Important characteristic:
• In normal body cells, or somatic cells, the chromosomes are present in the form of pairs; each set of a pair comes from each parent. Such a cell is said to be diploid, represented as 2n.
• During meiosis, the number of chromosomes is halved, so that the daughter cells thus formed contain single set of the chromosome pair. The cells thus formed (or gametes) are said to be haploid, represented as n.

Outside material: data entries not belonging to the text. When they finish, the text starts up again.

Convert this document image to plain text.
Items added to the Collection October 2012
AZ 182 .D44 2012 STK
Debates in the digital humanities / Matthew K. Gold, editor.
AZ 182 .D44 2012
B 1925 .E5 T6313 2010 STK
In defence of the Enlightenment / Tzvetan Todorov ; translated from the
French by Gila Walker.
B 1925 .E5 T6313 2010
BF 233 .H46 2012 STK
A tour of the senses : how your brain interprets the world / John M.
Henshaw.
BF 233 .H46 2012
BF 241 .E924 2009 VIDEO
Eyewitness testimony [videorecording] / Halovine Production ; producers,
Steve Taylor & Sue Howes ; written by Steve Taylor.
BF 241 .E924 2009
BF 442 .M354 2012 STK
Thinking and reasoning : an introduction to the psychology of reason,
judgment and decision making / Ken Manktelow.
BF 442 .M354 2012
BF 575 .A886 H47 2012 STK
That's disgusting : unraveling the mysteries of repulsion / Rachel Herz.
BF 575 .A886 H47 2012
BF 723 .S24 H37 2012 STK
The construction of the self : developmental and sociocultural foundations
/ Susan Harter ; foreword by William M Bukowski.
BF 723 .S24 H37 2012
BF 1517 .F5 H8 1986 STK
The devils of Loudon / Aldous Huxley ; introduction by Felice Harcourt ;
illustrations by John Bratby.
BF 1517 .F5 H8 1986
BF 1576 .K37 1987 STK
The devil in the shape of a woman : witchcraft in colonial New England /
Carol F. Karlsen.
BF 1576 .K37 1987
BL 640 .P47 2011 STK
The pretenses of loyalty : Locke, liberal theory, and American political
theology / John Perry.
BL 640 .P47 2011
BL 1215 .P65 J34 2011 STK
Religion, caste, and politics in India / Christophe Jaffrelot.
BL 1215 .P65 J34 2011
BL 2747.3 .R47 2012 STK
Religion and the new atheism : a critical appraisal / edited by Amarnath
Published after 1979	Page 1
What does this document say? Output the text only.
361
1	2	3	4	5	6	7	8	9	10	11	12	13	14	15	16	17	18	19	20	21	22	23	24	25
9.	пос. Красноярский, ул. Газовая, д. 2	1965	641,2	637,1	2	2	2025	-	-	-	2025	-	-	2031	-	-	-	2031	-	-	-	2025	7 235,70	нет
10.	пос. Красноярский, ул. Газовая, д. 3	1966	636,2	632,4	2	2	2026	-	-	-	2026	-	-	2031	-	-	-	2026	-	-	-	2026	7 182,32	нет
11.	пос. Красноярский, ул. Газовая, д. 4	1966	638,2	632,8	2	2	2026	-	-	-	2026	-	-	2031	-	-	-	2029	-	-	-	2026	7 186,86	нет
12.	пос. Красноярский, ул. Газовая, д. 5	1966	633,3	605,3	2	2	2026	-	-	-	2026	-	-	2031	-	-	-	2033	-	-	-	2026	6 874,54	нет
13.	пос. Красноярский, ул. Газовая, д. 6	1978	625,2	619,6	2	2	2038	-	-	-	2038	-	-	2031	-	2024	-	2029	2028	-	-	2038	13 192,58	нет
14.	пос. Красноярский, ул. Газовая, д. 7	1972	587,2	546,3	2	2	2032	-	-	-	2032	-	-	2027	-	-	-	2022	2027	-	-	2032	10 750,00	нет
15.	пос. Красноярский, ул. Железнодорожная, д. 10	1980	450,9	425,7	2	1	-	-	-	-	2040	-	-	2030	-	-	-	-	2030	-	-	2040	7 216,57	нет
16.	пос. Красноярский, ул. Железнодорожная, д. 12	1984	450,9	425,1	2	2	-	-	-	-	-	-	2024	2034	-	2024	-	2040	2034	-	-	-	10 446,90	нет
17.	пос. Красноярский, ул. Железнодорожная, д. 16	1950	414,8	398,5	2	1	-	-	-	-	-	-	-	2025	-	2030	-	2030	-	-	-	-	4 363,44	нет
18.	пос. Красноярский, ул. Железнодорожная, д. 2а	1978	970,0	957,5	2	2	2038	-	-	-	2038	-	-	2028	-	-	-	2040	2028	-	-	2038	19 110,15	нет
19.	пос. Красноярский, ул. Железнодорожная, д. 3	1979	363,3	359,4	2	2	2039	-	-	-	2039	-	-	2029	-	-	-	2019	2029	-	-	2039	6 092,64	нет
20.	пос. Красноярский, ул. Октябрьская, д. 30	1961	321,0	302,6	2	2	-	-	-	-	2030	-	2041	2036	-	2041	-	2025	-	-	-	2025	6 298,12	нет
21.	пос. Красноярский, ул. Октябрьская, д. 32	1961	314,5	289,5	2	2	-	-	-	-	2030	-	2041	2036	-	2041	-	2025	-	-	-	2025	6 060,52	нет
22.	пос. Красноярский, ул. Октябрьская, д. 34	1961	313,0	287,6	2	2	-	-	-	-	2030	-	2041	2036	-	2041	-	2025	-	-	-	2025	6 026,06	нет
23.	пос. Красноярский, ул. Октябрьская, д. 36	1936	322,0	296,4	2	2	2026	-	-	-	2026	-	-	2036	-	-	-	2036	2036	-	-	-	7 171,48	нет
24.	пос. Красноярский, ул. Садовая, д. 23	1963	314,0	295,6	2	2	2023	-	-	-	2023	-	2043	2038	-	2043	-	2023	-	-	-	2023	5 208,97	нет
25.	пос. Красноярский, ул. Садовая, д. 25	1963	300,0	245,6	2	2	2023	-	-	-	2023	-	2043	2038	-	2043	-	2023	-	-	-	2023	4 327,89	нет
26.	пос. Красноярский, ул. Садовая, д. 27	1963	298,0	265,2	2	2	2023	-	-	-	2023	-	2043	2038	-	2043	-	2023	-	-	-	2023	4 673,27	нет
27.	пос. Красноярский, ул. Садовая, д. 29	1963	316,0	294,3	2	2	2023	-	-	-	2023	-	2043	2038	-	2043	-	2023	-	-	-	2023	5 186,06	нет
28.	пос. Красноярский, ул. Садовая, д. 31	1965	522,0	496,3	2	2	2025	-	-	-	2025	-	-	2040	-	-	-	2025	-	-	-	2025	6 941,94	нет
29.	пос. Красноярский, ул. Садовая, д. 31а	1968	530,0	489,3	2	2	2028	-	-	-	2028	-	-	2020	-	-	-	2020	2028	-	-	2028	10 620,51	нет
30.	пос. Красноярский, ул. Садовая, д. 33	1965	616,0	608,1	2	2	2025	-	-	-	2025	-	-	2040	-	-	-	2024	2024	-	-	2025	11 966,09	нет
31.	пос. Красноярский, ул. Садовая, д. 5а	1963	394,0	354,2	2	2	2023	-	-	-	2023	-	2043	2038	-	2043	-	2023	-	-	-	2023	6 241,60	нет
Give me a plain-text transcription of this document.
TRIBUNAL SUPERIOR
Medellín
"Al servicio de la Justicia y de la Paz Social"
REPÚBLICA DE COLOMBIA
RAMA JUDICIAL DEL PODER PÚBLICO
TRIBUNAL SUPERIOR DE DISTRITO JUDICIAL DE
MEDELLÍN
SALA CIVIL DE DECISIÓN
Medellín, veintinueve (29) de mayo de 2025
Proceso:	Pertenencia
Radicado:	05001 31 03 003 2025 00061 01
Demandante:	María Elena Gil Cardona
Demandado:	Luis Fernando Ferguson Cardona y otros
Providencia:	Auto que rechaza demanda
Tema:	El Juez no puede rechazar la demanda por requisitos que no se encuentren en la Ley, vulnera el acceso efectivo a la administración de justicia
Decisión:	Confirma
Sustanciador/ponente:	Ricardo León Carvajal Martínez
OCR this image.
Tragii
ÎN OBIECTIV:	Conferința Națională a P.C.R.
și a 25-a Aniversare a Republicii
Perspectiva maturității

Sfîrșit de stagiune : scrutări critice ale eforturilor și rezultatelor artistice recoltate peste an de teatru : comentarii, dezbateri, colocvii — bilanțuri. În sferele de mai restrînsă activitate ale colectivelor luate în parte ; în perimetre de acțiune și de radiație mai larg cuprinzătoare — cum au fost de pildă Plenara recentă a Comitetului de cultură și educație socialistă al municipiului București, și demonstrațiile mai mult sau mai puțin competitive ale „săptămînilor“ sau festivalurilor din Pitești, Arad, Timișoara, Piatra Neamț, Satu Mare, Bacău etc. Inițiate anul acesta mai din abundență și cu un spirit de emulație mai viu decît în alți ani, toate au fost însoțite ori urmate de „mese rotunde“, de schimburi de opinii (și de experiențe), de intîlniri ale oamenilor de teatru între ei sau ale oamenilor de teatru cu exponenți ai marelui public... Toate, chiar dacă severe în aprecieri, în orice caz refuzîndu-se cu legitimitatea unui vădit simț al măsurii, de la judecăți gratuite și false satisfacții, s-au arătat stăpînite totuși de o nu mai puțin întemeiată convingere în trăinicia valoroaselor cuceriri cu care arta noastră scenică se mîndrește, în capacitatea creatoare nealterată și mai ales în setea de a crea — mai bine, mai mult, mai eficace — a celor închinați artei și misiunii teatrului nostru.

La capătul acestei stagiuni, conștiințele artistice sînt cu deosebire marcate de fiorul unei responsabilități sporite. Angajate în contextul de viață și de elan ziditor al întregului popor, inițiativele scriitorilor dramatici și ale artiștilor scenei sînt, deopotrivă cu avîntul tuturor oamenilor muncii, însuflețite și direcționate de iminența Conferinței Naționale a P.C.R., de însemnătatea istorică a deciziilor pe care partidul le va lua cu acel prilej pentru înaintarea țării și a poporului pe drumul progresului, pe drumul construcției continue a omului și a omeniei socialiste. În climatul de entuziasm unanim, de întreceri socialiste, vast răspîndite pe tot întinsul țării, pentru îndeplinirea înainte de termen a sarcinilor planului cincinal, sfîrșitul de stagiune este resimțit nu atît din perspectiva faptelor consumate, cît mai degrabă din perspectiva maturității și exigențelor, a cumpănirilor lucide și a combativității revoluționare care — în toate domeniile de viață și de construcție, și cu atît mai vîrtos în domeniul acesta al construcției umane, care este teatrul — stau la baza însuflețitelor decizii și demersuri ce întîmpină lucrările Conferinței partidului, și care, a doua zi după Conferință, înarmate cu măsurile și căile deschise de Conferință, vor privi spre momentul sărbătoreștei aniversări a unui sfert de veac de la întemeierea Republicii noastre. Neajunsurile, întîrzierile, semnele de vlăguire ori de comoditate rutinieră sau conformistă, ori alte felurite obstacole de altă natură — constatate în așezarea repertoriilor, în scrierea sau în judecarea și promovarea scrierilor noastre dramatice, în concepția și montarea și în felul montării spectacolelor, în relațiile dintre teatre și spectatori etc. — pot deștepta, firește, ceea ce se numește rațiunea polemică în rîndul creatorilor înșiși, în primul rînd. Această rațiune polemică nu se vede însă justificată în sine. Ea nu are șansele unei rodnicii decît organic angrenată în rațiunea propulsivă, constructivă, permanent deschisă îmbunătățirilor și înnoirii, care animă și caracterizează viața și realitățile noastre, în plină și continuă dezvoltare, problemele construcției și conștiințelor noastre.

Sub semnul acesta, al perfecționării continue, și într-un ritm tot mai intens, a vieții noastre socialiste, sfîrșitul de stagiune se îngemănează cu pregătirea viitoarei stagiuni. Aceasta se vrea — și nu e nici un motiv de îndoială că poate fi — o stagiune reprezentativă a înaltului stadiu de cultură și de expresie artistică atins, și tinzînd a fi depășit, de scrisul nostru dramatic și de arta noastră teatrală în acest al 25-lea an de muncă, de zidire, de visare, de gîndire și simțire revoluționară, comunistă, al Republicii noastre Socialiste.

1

• This reductional nature of meiosis is important to maintain the genetic makeup of an organism undergoing sexual reproduction. In sexual reproduction, the haploid male and female gametes produced through meiosis get fused together during fertilisation. As a result, the chromosome number in the zygote remains equal to that of the parents, and thus the diploid nature is restored.

Significance of meiosis:-
• Chromosome number is halved.
• It helps in mixing up of genes. This occurs in two ways:
• The maternal and paternal chromosomes mix at the time of first division, when they separate from homologous pairs.
• Cross joining : When maternal and paternal chromosomes separate, chromatid material often gets exchanged between the members of homologous pair, resulting in genetic recombination.   

Mitosis	Meiosis
It occurs in the somatic cells throughout life.	It occurs in the reproductive cells during reproductive age.
Parent chromosome and genes in daughter cell are identical.	Parent chromosome and genes in daughter cell are randomly assorted, causing genetic variation.
It helps in growth and replacement.	It helps in gamete formation.
Complete set of chromosome is passed.	Half the number of chromosomes is passed.
Two daughter cells are produced.	Four daughter cells are produced.
Single nuclear division occurs after duplication of chromosome.	Double nuclear division occurs after duplication of chromosome.